Saddam Hussein devrait donc partager la responsabilité des crimes avec beaucoup de personnes en Irak et à l'étranger tout comme le dirigeant de n'importe quel pays. Mais cela ne sera plus important après sa mort. Le dictateur a emporté beaucoup de secrets dans sa tombe. Pourtant on aurait pu tirer beaucoup de leçons historiques pendant le procès de Saddam Hussein.

A présent, Washington parle d'une nouvelle époque dans l'histoire irakienne. Les Irakiens pourront remplacer les normes établies par le tyran par des normes juridiques, selon les Américains. Serait-ce vrai?

Des organisations de défense des droits de l'homme et des juristes de renom mettent en doute la légitimité du jugement prononcé à l'encontre de Saddam Hussein.

Le procès organisé au moment où des troupes étrangères se trouvent sur le sol irakien ne peut pas être indépendant. Le procès équitable s'est transformé en règlement des comptes. Cela ne peut pas servir de base pour la construction d'une société démocratique.
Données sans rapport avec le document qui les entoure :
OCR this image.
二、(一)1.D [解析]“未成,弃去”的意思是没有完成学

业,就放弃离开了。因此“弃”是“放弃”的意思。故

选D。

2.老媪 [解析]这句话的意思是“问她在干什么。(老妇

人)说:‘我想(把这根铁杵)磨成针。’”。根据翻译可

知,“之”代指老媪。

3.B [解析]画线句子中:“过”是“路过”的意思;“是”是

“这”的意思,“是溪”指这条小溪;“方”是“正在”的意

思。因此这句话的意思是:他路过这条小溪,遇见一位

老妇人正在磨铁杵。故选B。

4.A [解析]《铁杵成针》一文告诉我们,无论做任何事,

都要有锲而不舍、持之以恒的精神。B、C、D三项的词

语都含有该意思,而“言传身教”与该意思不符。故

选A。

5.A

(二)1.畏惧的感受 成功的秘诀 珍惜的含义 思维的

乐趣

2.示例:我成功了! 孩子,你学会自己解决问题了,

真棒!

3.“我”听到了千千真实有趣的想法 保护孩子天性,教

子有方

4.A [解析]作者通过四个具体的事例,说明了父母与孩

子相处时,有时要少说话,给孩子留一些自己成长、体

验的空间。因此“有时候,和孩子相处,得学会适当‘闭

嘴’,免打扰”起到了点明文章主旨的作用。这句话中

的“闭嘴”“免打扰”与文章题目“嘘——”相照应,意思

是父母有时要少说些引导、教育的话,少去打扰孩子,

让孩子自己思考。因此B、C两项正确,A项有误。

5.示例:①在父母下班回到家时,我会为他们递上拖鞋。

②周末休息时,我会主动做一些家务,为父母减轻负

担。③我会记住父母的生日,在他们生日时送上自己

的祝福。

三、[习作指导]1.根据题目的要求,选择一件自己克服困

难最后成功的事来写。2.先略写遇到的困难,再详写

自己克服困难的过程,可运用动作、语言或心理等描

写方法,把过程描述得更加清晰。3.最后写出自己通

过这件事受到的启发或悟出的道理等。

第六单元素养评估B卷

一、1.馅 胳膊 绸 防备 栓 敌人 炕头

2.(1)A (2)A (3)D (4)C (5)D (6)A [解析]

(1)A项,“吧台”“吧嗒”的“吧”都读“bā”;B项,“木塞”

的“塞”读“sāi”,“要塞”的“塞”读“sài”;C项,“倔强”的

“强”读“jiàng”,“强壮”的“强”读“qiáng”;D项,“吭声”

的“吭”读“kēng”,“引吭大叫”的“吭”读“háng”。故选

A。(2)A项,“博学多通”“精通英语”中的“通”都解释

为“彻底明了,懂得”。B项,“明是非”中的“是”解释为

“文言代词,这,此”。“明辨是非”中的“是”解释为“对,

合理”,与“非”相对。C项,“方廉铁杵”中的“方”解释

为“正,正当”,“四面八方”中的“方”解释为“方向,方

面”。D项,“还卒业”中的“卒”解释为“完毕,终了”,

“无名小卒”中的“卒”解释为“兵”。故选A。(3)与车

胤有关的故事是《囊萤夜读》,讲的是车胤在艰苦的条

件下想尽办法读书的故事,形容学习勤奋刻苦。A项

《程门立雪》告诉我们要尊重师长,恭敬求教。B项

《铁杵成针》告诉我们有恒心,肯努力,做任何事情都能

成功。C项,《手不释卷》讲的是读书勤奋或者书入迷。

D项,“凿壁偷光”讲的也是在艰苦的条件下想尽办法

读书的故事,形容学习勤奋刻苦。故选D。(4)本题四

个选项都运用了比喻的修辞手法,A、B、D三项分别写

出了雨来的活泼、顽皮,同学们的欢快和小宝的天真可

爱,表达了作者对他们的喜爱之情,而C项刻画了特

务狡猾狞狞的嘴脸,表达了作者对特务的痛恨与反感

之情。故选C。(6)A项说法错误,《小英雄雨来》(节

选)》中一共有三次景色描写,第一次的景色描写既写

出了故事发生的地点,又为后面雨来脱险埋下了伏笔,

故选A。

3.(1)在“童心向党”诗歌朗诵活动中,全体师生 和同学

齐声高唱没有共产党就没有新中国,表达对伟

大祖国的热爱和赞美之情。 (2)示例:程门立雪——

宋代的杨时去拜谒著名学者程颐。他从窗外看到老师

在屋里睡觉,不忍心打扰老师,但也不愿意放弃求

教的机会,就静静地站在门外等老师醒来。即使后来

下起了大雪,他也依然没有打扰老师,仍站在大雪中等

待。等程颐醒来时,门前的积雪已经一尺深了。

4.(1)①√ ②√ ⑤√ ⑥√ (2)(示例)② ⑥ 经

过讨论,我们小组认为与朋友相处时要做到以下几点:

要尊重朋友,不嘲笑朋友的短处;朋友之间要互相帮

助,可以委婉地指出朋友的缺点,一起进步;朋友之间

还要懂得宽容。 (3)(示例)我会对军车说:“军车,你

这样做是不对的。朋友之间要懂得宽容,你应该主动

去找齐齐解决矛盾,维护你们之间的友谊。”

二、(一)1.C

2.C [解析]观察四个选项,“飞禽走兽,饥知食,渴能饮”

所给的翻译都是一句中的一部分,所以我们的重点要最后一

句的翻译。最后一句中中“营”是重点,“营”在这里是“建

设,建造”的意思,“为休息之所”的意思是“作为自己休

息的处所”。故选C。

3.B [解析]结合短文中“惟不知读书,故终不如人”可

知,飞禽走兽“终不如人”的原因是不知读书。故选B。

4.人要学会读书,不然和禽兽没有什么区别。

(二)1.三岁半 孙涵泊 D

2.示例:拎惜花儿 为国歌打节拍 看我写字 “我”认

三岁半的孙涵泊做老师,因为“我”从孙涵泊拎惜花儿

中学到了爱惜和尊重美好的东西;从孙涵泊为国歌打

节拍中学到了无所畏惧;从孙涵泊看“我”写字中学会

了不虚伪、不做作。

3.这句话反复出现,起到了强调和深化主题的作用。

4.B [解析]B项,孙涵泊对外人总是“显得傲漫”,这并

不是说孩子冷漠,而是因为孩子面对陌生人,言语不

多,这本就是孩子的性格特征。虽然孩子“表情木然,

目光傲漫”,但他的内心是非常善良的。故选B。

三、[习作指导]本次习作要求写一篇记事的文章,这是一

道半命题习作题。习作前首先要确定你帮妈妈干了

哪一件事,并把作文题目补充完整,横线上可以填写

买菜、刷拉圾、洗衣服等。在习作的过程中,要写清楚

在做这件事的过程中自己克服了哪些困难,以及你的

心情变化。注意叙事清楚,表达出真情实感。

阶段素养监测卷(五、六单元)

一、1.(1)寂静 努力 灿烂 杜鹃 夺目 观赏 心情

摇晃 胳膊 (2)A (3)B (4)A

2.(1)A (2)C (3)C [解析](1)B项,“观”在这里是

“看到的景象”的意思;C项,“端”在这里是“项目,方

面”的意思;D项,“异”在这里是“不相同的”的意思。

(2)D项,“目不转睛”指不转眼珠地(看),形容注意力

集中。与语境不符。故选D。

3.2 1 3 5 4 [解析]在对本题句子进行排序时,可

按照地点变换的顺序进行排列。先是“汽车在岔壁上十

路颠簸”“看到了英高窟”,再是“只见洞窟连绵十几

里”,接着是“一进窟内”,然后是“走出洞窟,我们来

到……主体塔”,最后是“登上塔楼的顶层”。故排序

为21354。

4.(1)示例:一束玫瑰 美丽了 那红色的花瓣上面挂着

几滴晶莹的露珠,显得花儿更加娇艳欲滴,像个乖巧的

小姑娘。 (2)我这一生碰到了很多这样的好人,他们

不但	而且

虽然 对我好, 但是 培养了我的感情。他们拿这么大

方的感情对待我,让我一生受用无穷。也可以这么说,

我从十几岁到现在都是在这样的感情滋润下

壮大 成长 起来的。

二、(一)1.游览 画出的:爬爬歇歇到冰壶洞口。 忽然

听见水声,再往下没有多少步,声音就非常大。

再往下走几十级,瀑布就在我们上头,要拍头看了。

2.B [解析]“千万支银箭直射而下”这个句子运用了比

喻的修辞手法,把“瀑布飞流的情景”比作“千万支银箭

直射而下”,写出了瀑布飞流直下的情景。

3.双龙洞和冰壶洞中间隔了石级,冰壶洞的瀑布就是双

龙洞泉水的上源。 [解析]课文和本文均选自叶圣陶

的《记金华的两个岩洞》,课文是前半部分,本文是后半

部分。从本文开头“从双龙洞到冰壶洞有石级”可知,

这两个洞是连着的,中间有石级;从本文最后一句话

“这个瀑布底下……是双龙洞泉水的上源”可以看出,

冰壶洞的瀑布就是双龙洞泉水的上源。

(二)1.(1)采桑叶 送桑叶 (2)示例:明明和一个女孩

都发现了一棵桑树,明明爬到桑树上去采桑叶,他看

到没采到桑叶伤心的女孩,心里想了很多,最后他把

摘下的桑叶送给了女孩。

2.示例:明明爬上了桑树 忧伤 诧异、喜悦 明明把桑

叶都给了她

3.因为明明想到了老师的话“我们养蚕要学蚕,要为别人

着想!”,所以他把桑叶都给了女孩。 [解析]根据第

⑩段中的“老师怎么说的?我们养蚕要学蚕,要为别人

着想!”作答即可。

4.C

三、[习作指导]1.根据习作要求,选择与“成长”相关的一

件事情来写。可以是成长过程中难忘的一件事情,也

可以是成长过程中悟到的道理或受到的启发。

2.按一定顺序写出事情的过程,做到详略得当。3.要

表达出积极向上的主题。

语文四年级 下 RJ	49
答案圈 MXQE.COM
Qui plus est, ceux qui souhaitent réécrire l'Histoire pourront toujours présenter Saddam Hussein comme un héros.

D'ailleurs, il s'est déjà qualifié de martyr avant l'exécution de la peine. Il n'est pas exclu que les Irakiens, excédés par le chaos régnant dans leur pays, se souviennent de leur ancien dictateur avec nostalgie. Ce ne serait pas un fait nouveau dans l'histoire mondiale.

(L'avis de l'auteur peut ne pas coïncider avec celui de la rédaction.)